I haven't yet tried routing in this configuration (i.e., confirming that both the Linux and FreeBSD machines will be willing to route packets in both directions in this condition), but I'll give that a try next.

I haven't yet tried routing in this configuration (i.e., confirming that both the Linux and FreeBSD machines will be willing to route packets in both directions in this condition), but I'll give that a try next.

Just to confirm, I tried all four of these combinations

FreeBSD .0, Linux .x, routing via Linux machine
FreeBSD .x, Linux .0, routing via Linux machine
FreeBSD .0, Linux .x, routing via FreeBSD machine
FreeBSD .x, Linux .0, routing via FreeBSD machine

to communicate with an unpatched machine on a different subnet, and all four worked properly.

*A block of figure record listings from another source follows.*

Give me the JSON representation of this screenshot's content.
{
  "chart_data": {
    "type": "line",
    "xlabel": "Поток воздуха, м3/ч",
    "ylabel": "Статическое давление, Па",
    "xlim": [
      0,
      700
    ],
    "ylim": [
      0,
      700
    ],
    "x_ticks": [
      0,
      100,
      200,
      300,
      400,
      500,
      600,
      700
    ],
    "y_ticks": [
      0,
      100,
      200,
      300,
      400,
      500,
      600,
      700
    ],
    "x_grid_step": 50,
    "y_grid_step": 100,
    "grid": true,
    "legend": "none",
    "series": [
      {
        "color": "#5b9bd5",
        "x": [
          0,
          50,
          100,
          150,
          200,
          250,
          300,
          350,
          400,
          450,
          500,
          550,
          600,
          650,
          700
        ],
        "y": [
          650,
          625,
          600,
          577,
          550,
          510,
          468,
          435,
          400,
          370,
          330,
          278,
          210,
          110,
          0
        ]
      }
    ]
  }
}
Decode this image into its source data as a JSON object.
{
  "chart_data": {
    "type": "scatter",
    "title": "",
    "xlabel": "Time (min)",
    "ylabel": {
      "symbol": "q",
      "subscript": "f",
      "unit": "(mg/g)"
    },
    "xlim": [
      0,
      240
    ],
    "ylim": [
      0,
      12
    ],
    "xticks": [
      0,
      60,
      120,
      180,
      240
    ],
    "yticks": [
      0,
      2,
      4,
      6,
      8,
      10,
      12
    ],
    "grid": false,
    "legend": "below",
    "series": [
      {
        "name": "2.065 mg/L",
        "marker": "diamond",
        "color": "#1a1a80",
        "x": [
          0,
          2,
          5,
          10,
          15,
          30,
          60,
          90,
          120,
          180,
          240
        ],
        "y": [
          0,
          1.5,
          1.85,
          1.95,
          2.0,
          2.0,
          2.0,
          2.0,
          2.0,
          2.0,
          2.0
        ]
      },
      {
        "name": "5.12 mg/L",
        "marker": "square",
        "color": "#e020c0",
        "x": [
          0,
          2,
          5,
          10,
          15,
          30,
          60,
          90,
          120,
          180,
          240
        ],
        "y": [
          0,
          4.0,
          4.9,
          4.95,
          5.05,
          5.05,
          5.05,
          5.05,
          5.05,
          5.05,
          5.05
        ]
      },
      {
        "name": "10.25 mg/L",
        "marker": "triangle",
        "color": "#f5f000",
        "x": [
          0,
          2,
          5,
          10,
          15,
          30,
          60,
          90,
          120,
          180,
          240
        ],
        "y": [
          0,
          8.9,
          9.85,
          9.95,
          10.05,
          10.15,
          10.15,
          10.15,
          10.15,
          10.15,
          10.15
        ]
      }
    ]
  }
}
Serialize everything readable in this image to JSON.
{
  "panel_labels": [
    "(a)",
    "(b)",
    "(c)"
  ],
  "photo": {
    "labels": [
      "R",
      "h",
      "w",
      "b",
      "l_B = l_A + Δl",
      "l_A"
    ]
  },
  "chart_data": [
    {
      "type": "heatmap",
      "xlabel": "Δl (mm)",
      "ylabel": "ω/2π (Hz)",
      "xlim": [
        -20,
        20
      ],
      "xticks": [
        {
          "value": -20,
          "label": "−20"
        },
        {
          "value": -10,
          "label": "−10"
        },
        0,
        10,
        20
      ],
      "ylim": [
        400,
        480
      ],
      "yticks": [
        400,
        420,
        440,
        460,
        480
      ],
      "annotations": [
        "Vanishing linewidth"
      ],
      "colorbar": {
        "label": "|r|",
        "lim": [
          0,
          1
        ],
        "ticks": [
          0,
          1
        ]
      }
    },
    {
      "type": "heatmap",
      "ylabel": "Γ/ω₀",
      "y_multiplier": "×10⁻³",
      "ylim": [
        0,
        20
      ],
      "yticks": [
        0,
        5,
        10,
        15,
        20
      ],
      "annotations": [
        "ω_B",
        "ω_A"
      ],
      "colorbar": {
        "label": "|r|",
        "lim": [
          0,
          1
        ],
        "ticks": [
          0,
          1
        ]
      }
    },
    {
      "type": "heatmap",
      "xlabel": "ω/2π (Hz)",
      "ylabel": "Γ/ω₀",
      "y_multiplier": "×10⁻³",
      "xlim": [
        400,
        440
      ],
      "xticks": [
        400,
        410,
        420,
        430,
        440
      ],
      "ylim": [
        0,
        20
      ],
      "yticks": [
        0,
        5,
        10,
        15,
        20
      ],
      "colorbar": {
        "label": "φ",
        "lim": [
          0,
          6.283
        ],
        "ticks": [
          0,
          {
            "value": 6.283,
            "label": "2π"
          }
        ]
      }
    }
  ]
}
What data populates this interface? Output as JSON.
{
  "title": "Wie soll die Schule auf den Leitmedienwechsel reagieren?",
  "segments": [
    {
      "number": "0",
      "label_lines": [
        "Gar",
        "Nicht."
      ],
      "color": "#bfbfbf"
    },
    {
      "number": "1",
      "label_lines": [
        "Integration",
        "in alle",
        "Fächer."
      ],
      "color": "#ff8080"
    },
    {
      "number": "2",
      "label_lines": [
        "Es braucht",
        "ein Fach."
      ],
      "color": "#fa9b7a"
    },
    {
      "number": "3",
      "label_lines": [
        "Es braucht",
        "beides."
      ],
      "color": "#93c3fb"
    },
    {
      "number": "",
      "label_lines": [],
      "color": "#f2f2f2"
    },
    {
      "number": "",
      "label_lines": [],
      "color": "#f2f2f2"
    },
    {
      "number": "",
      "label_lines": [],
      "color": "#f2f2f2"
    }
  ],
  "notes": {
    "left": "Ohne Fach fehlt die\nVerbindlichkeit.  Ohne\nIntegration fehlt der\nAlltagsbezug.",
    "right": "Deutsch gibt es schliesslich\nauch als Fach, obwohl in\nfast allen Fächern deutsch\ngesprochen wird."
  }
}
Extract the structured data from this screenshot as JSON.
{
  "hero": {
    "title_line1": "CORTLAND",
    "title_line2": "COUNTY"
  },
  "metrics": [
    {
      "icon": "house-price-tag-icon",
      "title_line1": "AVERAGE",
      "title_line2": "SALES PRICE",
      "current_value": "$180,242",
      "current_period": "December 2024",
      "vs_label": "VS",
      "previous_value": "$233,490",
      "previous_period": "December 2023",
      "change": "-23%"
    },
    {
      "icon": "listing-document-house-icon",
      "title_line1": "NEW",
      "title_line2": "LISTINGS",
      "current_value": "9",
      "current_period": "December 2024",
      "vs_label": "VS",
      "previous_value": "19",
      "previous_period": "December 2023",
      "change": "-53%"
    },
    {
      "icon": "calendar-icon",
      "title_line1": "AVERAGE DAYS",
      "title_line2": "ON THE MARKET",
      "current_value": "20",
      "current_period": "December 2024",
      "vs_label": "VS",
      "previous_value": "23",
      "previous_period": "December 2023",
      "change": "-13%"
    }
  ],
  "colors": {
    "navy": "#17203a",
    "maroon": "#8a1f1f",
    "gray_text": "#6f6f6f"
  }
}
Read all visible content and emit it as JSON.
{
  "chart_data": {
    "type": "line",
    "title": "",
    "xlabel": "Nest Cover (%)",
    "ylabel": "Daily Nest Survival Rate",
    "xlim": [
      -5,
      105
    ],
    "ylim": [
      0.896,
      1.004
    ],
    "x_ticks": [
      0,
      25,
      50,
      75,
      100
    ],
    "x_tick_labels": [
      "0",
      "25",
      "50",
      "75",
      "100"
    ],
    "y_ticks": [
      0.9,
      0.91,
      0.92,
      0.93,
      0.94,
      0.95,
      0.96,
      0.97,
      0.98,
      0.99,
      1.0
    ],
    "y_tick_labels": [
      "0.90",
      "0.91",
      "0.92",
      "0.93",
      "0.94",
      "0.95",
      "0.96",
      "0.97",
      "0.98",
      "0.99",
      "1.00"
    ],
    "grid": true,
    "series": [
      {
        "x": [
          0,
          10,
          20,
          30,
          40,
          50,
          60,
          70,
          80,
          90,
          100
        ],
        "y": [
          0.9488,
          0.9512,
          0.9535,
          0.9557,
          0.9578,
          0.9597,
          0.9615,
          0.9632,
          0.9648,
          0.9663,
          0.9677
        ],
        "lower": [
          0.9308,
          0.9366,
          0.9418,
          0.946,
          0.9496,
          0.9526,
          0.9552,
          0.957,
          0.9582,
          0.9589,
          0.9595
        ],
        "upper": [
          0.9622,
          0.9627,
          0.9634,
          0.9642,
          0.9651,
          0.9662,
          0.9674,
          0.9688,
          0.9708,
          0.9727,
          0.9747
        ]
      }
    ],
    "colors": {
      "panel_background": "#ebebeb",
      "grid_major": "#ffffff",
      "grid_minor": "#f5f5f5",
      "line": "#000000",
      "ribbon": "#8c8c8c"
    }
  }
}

e.g. the first of the four variants above looks like

patched patched unpatched
FreeBSD Linux Linux
\ / \ /
242.42.42.0 [wired eth] 242.42.42.1 250.250.250.1 [wifi] 250.250.250.250

and the unpatched Linux machine (right) is able to communicate correctly with the patched FreeBSD machine (left). All subnets are /24.

I didn't test to confirm that the unpatched machine *can't* communicate directly on the same subnet with the patched machine to which .0 was assigned, but I've noted that behavior in the past and it's almost certainly still the case.